Display options
Share it on

Curr Ther Res Clin Exp. 2005 Nov;66(6):486-500. doi: 10.1016/j.curtheres.2005.12.002.

Effects of the addition of high-dose vitamin C to polyethylene glycol solution for colonic cleansing: A pilot study in healthy volunteers.

Current therapeutic research, clinical and experimental

Stéphane Mouly, Isabelle Mahé, Anne-Laure Knellwolf, Guy Simoneau, Jean-François Bergmann

Affiliations

  1. Unit of Therapeutic Research, Department of Internal Medicine, Lariboisière Hospital, Paris, France.

PMID: 24678071 PMCID: PMC3965999 DOI: 10.1016/j.curtheres.2005.12.002

Abstract

BACKGROUND: Polyethylene glycol (PEG) solutions, with or without osmotic agents, are used to empty the large intestine before procedures such as colonoscopy or colonic surgery. Data concerning the effectiveness of vitamin C as an ingredient in colonic preparations are scant.

OBJECTIVE: The aim of this article was to assess the effectiveness, acceptability, and tolerability of 6 preparations of a standard PEG electrolyte solution containing different doses of PEG, vitamin C (as an osmotic agent), and sodium sulfate in colonic cleansing.

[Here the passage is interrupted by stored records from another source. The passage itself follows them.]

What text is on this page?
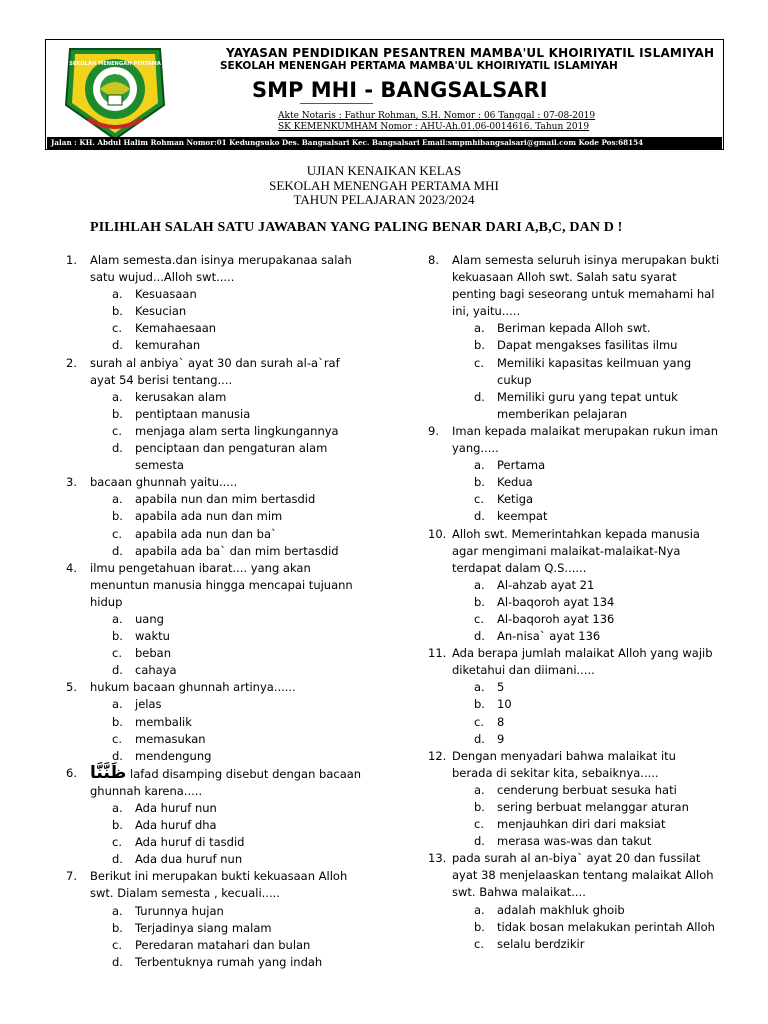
SEKOLAH MENENGAH PERTAMA
SMP MHI
YAYASAN PENDIDIKAN PESANTREN MAMBA'UL KHOIRIYATIL ISLAMIYAH
SEKOLAH MENENGAH PERTAMA MAMBA'UL KHOIRIYATIL ISLAMIYAH
SMP MHI - BANGSALSARI
Akte Notaris : Fathur Rohman, S.H. Nomor : 06 Tanggal : 07-08-2019
SK KEMENKUMHAM Nomor : AHU-Ah.01.06-0014616. Tahun 2019
Jalan : KH. Abdul Halim Rohman Nomor:01 Kedungsuko Des. Bangsalsari Kec. Bangsalsari Email:smpmhibangsalsari@gmail.com Kode Pos:68154
UJIAN KENAIKAN KELAS
SEKOLAH MENENGAH PERTAMA MHI
TAHUN PELAJARAN 2023/2024
PILIHLAH SALAH SATU JAWABAN YANG PALING BENAR DARI A,B,C, DAN D !
1. Alam semesta.dan isinya merupakanaa salah satu wujud...Alloh swt.....
a. Kesuasaan
b. Kesucian
c. Kemahaesaan
d. kemurahan
2. surah al anbiya` ayat 30 dan surah al-a`raf ayat 54 berisi tentang....
a. kerusakan alam
b. pentiptaan manusia
c. menjaga alam serta lingkungannya
d. penciptaan dan pengaturan alam semesta
3. bacaan ghunnah yaitu.....
a. apabila nun dan mim bertasdid
b. apabila ada nun dan mim
c. apabila ada nun dan ba`
d. apabila ada ba` dan mim bertasdid
4. ilmu pengetahuan ibarat.... yang akan menuntun manusia hingga mencapai tujuann hidup
a. uang
b. waktu
c. beban
d. cahaya
5. hukum bacaan ghunnah artinya......
a. jelas
b. membalik
c. memasukan
d. mendengung
6. ظَنَّنَّا lafad disamping disebut dengan bacaan ghunnah karena.....
a. Ada huruf nun
b. Ada huruf dha
c. Ada huruf di tasdid
d. Ada dua huruf nun
7. Berikut ini merupakan bukti kekuasaan Alloh swt. Dialam semesta , kecuali.....
a. Turunnya hujan
b. Terjadinya siang malam
c. Peredaran matahari dan bulan
d. Terbentuknya rumah yang indah
8. Alam semesta seluruh isinya merupakan bukti kekuasaan Alloh swt. Salah satu syarat penting bagi seseorang untuk memahami hal ini, yaitu.....
a. Beriman kepada Alloh swt.
b. Dapat mengakses fasilitas ilmu
c. Memiliki kapasitas keilmuan yang cukup
d. Memiliki guru yang tepat untuk memberikan pelajaran
9. Iman kepada malaikat merupakan rukun iman yang.....
a. Pertama
b. Kedua
c. Ketiga
d. keempat
10. Alloh swt. Memerintahkan kepada manusia agar mengimani malaikat-malaikat-Nya terdapat dalam Q.S......
a. Al-ahzab ayat 21
b. Al-baqoroh ayat 134
c. Al-baqoroh ayat 136
d. An-nisa` ayat 136
11. Ada berapa jumlah malaikat Alloh yang wajib diketahui dan diimani.....
a. 5
b. 10
c. 8
d. 9
12. Dengan menyadari bahwa malaikat itu berada di sekitar kita, sebaiknya.....
a. cenderung berbuat sesuka hati
b. sering berbuat melanggar aturan
c. menjauhkan diri dari maksiat
d. merasa was-was dan takut
13. pada surah al an-biya` ayat 20 dan fussilat ayat 38 menjelaaskan tentang malaikat Alloh swt. Bahwa malaikat....
a. adalah makhluk ghoib
b. tidak bosan melakukan perintah Alloh
c. selalu berdzikir
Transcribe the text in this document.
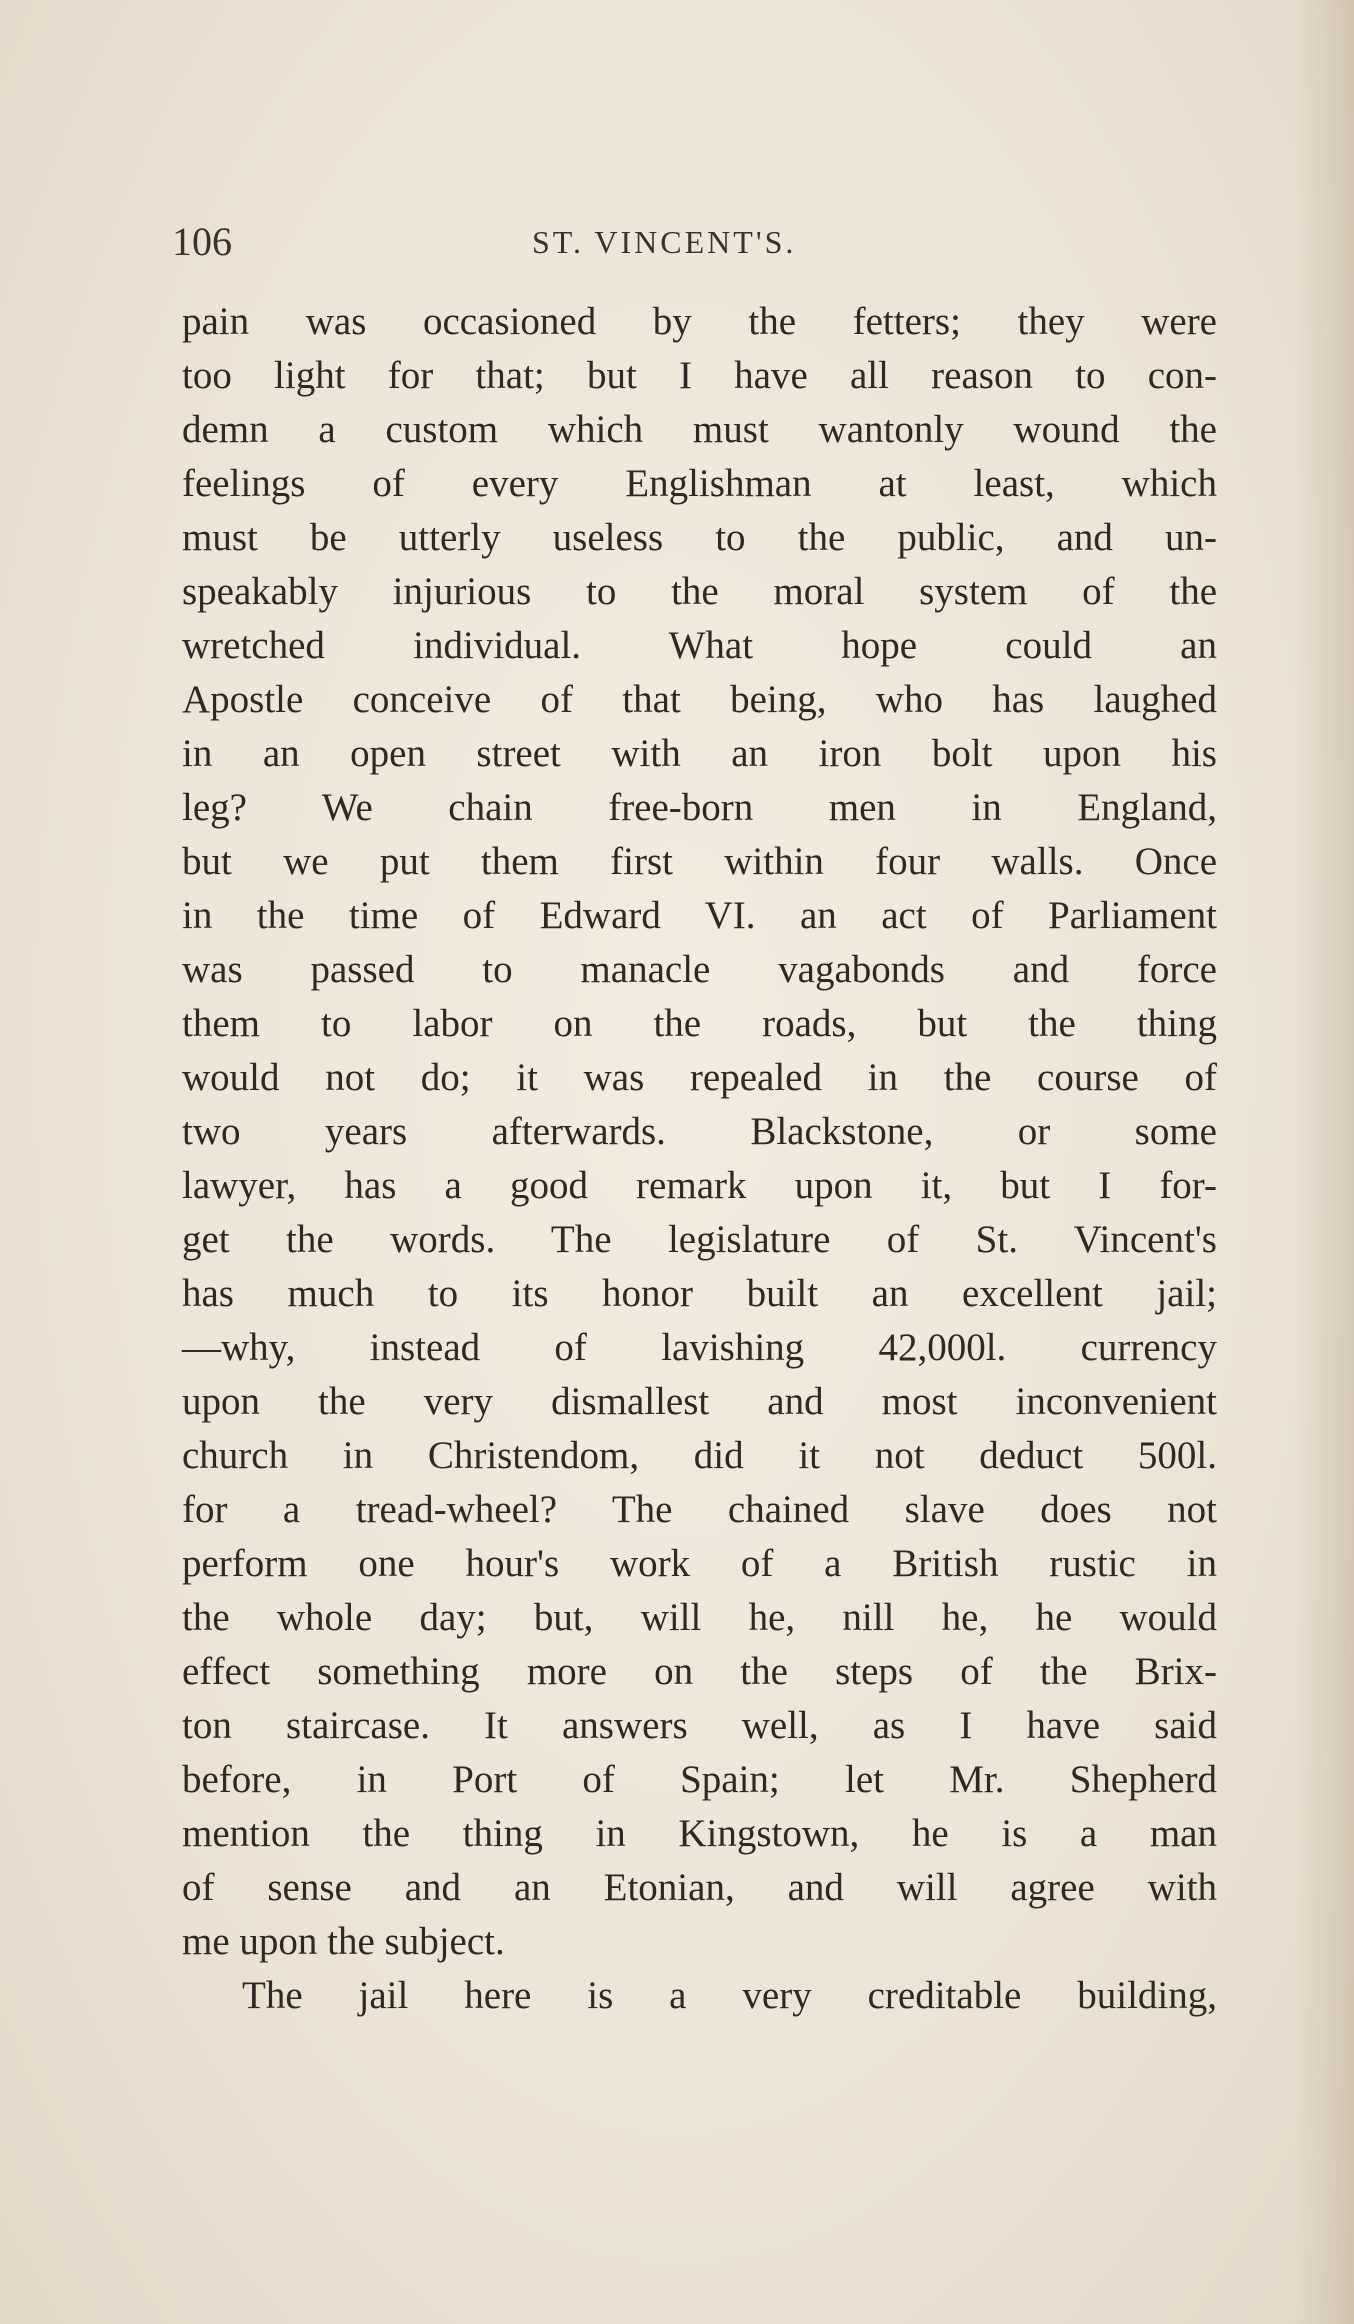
106	ST. VINCENT'S.
pain was occasioned by the fetters; they were
too light for that; but I have all reason to con-
demn a custom which must wantonly wound the
feelings of every Englishman at least, which
must be utterly useless to the public, and un-
speakably injurious to the moral system of the
wretched individual. What hope could an
Apostle conceive of that being, who has laughed
in an open street with an iron bolt upon his
leg? We chain free-born men in England,
but we put them first within four walls. Once
in the time of Edward VI. an act of Parliament
was passed to manacle vagabonds and force
them to labor on the roads, but the thing
would not do; it was repealed in the course of
two years afterwards. Blackstone, or some
lawyer, has a good remark upon it, but I for-
get the words. The legislature of St. Vincent's
has much to its honor built an excellent jail;
—why, instead of lavishing 42,000l. currency
upon the very dismallest and most inconvenient
church in Christendom, did it not deduct 500l.
for a tread-wheel? The chained slave does not
perform one hour's work of a British rustic in
the whole day; but, will he, nill he, he would
effect something more on the steps of the Brix-
ton staircase. It answers well, as I have said
before, in Port of Spain; let Mr. Shepherd
mention the thing in Kingstown, he is a man
of sense and an Etonian, and will agree with
me upon the subject.
The jail here is a very creditable building,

METHODS: This double-blind, randomized, 2-period crossover study was conducted at the Lariboisière Hospital, Paris, France. Healthy adult volunteers were randomly assigned to receive 2 of 6 colonic cleansing preparations, each containing different doses of PEG (100 or 125 g/L), vitamin C (0, 5, or 10 g/L, in the form of sodium ascorbate, ascorbic acid, or a mixture of both), and sodium sulfate (5 or 7.5 g/L), diluted in water to a volume of 2 L. Study drug administration was separated by a washout period of 7 to 15 days, after which the volunteers received an alternate preparation. Stools were collected for 10 hours after the start of solution ingestion. The primary efficacy end point was stool volume. Secondary end points included acceptability of taste, assessed using a 100-mm visual analog scale (VAS) (0 = excellent to 100 = execrable), taste criteria (saltiness, acidity, and sweetness, assessed on a 4-point Likert-type scale [0 = very pleasant to 3 = intolerable]) and tolerability (clinical effects [changes in body weight, blood pressure, heart rate, and nausea and vomiting] and biologic effects [changes in serum electrolytes, creatinine, hematocrit, and ascorbic acid]).

RESULTS: Thirty volunteers (15 men, 15 women; mean [SD] age, 29.8 [8.2] years [range, 20-45 years]) were enrolled and completed the study. Mean (SD) stool volume obtained with preparations containing 10 g/L of vitamin C did not differ significantly from the volume obtained without vitamin C (2.54 [0.54] L vs 1.93 [0.62] L; 95% CI, -0.13 to 1.47). Mean (SD) VAS scores for acceptability of taste ranged from 54.4 (25.0) (preparation E) to 74.4 (20.1) (preparation C) (P = 0.03 preparation E vs all other preparations). The only significant difference in taste criteria was in acidity, with preparation A being the least acidic according to patients' ratings on the VAS (1.4 [0.7] vs 1.8 [0.4] [mean of the other 5 preparations combined]; P = 0.04 preparation A vs all other preparations). Mild dehydration occurred in 6 subjects (1 for each preparation). No clinical or biological adverse effects were found.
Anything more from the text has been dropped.